Nigeria Air Hadi Sirika s’inscrit désormais dans les annales des plus grands fiascos politico-financiers d’Afrique de l’Ouest. Ce lundi 15 juin 2026, les projecteurs de la justice nigériane sont braqués sur Hadi Abubakar Sirika, l’ancien ministre de l’Aviation du pays. Ce haut fonctionnaire fait face à des juges déterminés à faire la lumière sur une fraude aérienne présumée d’une audace rarement égalée au sommet de l’État.
Selon les révélations fracassantes faites à la barre par un témoin clé de l’accusation, l’ancien ministre aurait orchestré une vaste mise en scène visuelle. Le dossier d’instruction met en lumière trois dérives choquantes qui ébranlent l’industrie aéronautique nationale.
| Dossier Judiciaire : L’affaire Sirika | |
|---|---|
| Accusation Centrale | Maquillage frauduleux d’un appareil commercial étranger. |
| Partenaire Impliqué | Avion loué à la compagnie Ethiopian Airlines. |
| Juridiction | Haute Cour de Justice d’Abuja, Nigeria. |
L’illusion d’une compagnie nationale bâtie sur un mensonge
Le cœur du scandale Nigeria Air Hadi Sirika repose sur une tromperie marketing d’envergure nationale. L’ancien ministre de l’Aviation est accusé d’avoir délibérément loué un avion appartenant à la flotte d’Ethiopian Airlines pour le faire passer pour le premier appareil officiel de la nouvelle compagnie souveraine. Cette manœuvre visait à simuler le lancement effectif du pavillon national avant la fin de son mandat ministériel.
Les dépositions indiquent que l’appareil en question a été repeint à la hâte avec le logo officiel nigérian uniquement pour les besoins d’une cérémonie médiatique fastueuse. Juste après les séances photo et les discours officiels triomphants, l’avion a été renvoyé à Addis-Abeba pour reprendre ses vols commerciaux réguliers, laissant le Nigeria sans aucune flotte réelle.

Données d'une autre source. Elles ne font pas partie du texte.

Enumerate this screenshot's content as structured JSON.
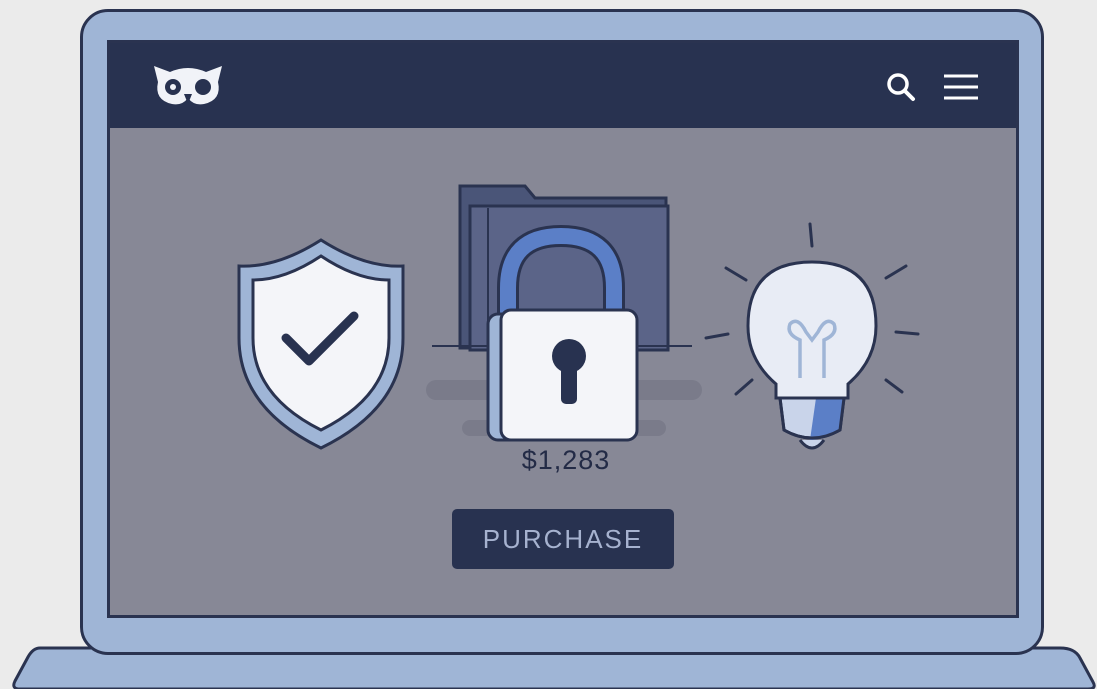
{
  "header": {
    "logo_icon": "owl-logo-icon",
    "search_icon": "search-icon",
    "menu_icon": "hamburger-menu-icon"
  },
  "illustration": {
    "shield_icon": "shield-check-icon",
    "lock_icon": "padlock-icon",
    "folder_icon": "folder-icon",
    "bulb_icon": "lightbulb-icon"
  },
  "product": {
    "price": "$1,283",
    "purchase_label": "PURCHASE"
  },
  "colors": {
    "header_bg": "#283250",
    "screen_bg": "#878896",
    "laptop_frame": "#9fb5d6",
    "outline": "#2a3350",
    "button_text": "#a6b2cf",
    "accent_blue": "#5b7fc7"
  }
}
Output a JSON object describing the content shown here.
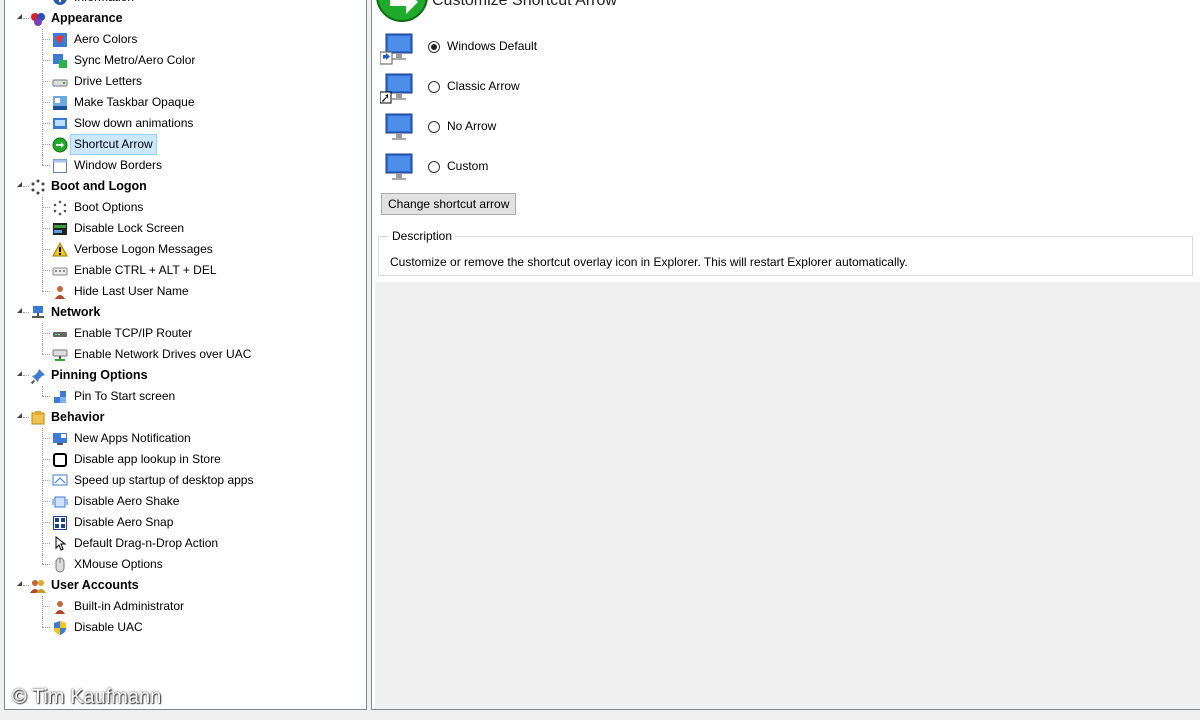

Le détournement de la confiance des partenaires internationaux
L’impact de l’affaire Nigeria Air Hadi Sirika dépasse largement les frontières du pays et égratigne la réputation financière de la première économie du continent. Ethiopian Airlines, l’un des transporteurs les plus respectés au monde, s’est retrouvé impliqué malgré lui dans cette controverse politique interne. L’accord de partenariat technique a été dévoyé pour servir d’écran de fumée.
La justice cherche à déterminer le montant exact des fonds publics engloutis dans cette opération de communication trompeuse. Les contribuables nigérians découvrent avec stupéfaction que des millions de nairas ont été alloués à un projet fantôme qui n’a jamais possédé les certifications de vol requises ni les infrastructures de maintenance de base garantissant la sécurité des passagers.
La fermeté du nouveau gouvernement face à la corruption passée
Ce procès retentissant démontre la volonté de l’administration actuelle de solder les comptes de la gestion précédente en matière d’infrastructures. L’ouverture des débats à la Haute Cour d’Abuja envoie un signal clair de tolérance zéro envers les abus de pouvoir. L’opinion publique suit avec passion les audiences, exigeant des sanctions exemplaires contre les pilleurs de deniers publics.
Le démantèlement du système de fraude présumé mis en place par Hadi Sirika pourrait permettre de poser des bases saines pour une future relance transparente du secteur aérien. En attendant, le dossier illustre parfaitement les dérives d’une gouvernance déconnectée des réalités économiques, où l’effet d’annonce politique prime sur la viabilité concrète des grands projets industriels.